Towards Automatic Construction of Filipino WordNet: Word Sense Induction and Synset Induction Using Sentence Embeddings
This addresses the costly and slow process of creating or updating wordnets, particularly for low-resource languages, though it is incremental as it builds on existing embedding techniques.
The study tackled the problem of automatically constructing a wordnet for low-resource languages like Filipino by proposing a method for word sense and synset induction using only an unlabeled corpus and sentence embeddings, resulting in 30% valid induced word senses and 40% valid induced synsets, with 20% being novel.
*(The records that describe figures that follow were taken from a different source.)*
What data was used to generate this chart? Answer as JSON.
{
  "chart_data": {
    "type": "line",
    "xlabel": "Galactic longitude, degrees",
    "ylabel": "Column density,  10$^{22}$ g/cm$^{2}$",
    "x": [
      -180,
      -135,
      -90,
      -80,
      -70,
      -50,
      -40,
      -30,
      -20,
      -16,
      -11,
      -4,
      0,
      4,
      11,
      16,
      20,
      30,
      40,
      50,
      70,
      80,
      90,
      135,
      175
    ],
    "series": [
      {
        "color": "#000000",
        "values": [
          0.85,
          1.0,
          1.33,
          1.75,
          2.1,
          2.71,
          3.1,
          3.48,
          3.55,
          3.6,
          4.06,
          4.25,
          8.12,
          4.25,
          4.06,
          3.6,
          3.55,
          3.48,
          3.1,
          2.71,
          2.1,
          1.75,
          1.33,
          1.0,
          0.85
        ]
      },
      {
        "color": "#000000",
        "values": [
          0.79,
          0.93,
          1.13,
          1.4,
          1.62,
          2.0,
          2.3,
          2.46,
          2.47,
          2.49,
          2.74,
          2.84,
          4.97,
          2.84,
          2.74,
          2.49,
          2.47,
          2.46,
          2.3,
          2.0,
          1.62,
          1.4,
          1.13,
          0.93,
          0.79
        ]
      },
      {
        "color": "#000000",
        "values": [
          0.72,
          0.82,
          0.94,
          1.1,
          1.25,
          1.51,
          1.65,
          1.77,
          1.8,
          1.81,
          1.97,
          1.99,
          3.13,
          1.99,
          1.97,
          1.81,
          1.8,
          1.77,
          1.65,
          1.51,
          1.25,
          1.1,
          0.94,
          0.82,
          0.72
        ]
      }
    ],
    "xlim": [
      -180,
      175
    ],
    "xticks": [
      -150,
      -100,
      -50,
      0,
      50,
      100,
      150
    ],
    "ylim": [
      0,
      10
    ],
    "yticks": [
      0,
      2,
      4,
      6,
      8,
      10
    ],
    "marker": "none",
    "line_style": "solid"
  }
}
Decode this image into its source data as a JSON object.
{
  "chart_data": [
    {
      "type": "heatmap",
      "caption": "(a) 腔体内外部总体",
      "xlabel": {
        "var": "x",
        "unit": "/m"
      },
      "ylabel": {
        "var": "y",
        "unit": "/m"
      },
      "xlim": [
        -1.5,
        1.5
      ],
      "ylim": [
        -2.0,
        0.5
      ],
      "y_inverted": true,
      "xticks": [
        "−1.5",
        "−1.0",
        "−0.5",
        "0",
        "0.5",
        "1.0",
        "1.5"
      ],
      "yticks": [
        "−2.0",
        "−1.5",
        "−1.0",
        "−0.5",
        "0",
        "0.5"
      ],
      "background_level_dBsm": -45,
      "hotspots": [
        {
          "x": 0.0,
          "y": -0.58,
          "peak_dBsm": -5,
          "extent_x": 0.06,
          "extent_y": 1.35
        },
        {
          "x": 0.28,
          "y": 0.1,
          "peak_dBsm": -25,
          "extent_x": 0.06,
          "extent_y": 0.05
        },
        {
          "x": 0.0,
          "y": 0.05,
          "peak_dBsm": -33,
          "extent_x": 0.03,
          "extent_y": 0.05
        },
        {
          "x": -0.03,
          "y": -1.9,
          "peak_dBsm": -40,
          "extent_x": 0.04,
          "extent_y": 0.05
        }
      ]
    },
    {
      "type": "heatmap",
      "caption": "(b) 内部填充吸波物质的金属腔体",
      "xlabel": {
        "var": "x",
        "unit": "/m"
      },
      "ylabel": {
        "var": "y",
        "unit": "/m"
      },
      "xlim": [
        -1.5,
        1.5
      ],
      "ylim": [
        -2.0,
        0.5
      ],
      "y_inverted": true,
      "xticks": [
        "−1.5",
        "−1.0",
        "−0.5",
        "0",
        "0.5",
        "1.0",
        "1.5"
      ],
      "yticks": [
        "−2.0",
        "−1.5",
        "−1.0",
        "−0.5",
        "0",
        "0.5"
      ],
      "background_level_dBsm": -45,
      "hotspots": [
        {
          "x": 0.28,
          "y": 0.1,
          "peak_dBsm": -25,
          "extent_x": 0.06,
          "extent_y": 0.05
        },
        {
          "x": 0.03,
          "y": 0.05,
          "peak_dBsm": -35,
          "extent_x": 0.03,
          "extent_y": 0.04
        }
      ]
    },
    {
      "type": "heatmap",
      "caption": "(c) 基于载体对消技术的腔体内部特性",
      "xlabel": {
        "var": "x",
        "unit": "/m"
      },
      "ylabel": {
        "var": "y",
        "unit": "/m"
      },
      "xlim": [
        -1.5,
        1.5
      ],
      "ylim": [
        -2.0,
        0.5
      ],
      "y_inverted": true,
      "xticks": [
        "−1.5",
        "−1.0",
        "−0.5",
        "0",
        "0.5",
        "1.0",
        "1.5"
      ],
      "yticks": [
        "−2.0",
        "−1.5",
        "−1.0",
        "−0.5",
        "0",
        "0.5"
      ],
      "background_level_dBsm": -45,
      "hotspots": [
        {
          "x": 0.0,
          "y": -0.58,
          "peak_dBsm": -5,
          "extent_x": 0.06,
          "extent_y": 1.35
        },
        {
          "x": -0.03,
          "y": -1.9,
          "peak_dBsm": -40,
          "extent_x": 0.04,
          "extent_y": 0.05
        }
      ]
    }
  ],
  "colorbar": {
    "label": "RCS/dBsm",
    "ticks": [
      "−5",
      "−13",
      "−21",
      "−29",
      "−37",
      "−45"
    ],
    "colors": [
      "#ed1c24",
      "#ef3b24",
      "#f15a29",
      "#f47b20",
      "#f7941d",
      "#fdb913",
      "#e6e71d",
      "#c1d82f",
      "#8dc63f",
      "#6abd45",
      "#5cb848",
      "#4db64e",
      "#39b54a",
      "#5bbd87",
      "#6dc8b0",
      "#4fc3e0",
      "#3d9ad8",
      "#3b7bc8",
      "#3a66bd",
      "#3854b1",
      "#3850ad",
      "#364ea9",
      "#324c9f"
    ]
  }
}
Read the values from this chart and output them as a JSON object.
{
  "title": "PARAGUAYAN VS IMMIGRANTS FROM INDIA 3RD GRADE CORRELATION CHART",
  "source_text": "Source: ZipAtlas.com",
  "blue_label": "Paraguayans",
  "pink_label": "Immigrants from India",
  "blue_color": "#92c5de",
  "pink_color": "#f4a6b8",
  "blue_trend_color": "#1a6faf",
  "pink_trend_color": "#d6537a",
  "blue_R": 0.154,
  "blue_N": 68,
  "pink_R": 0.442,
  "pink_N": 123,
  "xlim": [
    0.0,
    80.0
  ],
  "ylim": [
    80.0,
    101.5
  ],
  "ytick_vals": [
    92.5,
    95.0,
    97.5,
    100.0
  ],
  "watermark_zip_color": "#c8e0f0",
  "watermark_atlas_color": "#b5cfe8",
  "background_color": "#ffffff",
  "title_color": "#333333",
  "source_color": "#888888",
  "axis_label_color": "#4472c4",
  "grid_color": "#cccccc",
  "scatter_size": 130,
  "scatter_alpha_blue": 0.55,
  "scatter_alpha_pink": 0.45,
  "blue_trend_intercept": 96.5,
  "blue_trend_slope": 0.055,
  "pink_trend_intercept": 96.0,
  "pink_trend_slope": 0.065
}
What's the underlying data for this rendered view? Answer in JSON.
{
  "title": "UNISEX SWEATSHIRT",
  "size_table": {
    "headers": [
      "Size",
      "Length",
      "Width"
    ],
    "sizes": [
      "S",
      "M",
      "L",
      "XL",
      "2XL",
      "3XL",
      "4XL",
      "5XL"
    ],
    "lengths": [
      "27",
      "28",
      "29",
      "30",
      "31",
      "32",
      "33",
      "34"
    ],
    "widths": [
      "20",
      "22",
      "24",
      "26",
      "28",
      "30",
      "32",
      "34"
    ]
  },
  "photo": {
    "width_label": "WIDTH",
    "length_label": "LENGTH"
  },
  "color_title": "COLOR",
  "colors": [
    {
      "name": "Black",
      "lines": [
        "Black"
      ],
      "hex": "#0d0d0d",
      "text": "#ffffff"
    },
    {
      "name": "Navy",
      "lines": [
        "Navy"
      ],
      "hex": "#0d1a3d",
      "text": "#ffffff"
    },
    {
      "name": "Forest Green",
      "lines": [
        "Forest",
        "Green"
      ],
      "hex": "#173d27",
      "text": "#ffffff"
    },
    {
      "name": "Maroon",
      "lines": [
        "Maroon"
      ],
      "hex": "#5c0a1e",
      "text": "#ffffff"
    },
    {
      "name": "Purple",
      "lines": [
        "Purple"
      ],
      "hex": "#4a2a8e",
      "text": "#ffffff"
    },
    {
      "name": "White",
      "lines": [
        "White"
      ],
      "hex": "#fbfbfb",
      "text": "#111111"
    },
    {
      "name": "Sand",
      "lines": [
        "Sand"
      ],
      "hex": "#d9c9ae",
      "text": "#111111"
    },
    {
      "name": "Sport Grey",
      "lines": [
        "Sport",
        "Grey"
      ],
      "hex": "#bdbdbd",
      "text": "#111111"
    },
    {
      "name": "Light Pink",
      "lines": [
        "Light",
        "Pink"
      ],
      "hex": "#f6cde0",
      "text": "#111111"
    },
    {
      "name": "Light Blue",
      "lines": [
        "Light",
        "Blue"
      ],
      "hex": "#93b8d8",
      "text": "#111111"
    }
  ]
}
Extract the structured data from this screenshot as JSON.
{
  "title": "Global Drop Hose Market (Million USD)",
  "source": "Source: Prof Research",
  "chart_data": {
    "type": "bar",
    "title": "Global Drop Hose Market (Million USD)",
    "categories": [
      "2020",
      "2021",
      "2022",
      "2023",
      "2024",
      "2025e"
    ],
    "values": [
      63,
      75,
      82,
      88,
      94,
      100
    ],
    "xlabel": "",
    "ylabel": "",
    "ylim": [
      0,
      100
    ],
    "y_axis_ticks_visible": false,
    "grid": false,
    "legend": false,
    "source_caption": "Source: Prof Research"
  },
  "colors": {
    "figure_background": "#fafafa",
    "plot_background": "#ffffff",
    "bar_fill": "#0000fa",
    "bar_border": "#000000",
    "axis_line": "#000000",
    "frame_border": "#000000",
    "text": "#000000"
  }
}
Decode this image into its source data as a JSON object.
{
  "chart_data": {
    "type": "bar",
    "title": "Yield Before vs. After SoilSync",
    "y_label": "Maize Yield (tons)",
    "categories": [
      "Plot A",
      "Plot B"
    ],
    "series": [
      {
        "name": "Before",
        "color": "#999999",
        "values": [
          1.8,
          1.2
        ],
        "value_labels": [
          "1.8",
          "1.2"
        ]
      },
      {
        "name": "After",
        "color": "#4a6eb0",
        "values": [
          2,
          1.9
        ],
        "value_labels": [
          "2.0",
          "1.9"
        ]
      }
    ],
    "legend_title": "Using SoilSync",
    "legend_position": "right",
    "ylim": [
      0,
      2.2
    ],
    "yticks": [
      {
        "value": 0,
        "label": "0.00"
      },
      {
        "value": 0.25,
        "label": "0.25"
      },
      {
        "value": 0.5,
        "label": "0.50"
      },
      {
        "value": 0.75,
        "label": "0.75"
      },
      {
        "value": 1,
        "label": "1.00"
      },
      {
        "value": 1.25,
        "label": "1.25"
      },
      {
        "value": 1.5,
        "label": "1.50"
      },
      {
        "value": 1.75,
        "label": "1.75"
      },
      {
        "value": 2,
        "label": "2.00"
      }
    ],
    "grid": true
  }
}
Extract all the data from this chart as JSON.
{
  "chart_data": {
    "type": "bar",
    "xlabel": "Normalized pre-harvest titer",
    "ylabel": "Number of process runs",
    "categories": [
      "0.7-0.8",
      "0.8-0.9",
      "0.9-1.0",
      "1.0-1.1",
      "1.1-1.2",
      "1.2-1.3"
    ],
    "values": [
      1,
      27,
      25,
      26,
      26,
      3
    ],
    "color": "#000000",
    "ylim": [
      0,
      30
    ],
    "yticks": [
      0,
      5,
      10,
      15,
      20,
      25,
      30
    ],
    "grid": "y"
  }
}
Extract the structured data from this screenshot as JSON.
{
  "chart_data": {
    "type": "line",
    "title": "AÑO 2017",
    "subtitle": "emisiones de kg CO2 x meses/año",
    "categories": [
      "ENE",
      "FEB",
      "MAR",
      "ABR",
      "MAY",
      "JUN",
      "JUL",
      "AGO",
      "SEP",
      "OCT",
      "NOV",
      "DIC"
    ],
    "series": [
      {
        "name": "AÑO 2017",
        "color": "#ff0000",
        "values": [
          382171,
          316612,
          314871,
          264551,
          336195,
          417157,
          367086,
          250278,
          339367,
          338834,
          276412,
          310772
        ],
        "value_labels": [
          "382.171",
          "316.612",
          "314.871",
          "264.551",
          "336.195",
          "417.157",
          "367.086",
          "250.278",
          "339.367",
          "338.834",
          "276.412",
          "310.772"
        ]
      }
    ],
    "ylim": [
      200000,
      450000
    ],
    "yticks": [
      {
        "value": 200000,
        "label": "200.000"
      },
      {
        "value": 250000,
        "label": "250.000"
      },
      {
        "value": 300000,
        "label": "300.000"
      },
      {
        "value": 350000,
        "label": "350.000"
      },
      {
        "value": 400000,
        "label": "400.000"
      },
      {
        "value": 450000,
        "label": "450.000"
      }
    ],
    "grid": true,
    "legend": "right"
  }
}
Wordnets are indispensable tools for various natural language processing applications. Unfortunately, wordnets get outdated, and producing or updating wordnets can be slow and costly in terms of time and resources. This problem intensifies for low-resource languages. This study proposes a method for word sense induction and synset induction using only two linguistic resources, namely, an unlabeled corpus and a sentence embeddings-based language model. The resulting sense inventory and synonym sets can be used in automatically creating a wordnet. We applied this method on a corpus of Filipino text. The sense inventory and synsets were evaluated by matching them with the sense inventory of the machine translated Princeton WordNet, as well as comparing the synsets to the Filipino WordNet. This study empirically shows that the 30% of the induced word senses are valid and 40% of the induced synsets are valid in which 20% are novel synsets.